Shenxiu, you will remember, is the famous loser of the poetry contest in which Hongren challenged his disciples to compose a verse that would express their realization. After a long career as an acclaimed master, Datong Shenxiu (Shen-hsiu) (605-706) went on to lose an even greater contest, as his Northern school of gradual enlightenment was overshadowed by Huineng's Southern school.
For entirely political reasons, the infamous Empress Wu of the northern regions of China chose to lend support to a new Buddhist lineage and chose as court Buddhist a Chan monk named Shenxiu, follower of the Lankavatara school of Bodhidharma. Already over ninety at the time, he amassed a lifelong reputation for his rigorous practice of dhyana. He was among the eleven most prominent individuals remembered from the monastery of the Fifth Ancestor and eventually becoming the titular head of the Lankavatara faction, also to be known as the Northern school (possibly because Shenxiu brought it to the urbanized, sophisticated capitals of North China).
This was Chan's most imperial moment, and no less than a state minister composed the memorial epitaph for Shenxiu 's gravestone.
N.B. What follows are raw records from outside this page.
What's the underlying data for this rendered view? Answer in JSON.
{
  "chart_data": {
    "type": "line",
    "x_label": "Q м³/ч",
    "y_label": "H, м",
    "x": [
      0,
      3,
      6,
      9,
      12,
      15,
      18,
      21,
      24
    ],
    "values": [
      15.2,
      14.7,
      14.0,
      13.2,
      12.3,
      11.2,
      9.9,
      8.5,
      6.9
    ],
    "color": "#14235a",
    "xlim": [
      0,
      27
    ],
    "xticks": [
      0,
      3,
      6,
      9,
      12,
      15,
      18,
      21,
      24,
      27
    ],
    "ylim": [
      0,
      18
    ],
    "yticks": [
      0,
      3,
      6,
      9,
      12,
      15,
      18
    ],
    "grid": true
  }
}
Although his specific teachings are not well known, a verse survives from one of his sermons that seems to suggest that the teachings of Chan were really teachings of the mind and owed little to traditional Buddhism.
The teaching of all the Buddhas
In one's own Mind originally exists:
To seek the Mind without one's Self,
Is like running away from the father.
All Buddhadharmas come forth fundamentally from mind.
If you waste effort seeking it outside,
It's like rejecting your father and running away from home.
This was the high point of official Chan, signifying the moment of the Lankavatara school's greatest prestige. Perhaps most important, the success of Shenxiu was also the success of Chan, or what appeared to be success. The sect had risen from being the passion of homeless teachers of dhyana to the object of imperial honors in the midst of China's finest moment, the Tang Dynasty. The Tang was an era to be remembered forever for its poetry, its art, its architecture, its cultural brilliance.
Shenxiu’s seemingly permanent place in history, however, was to be overshadowed by an obscure Chan master from the rural south, Shenhui.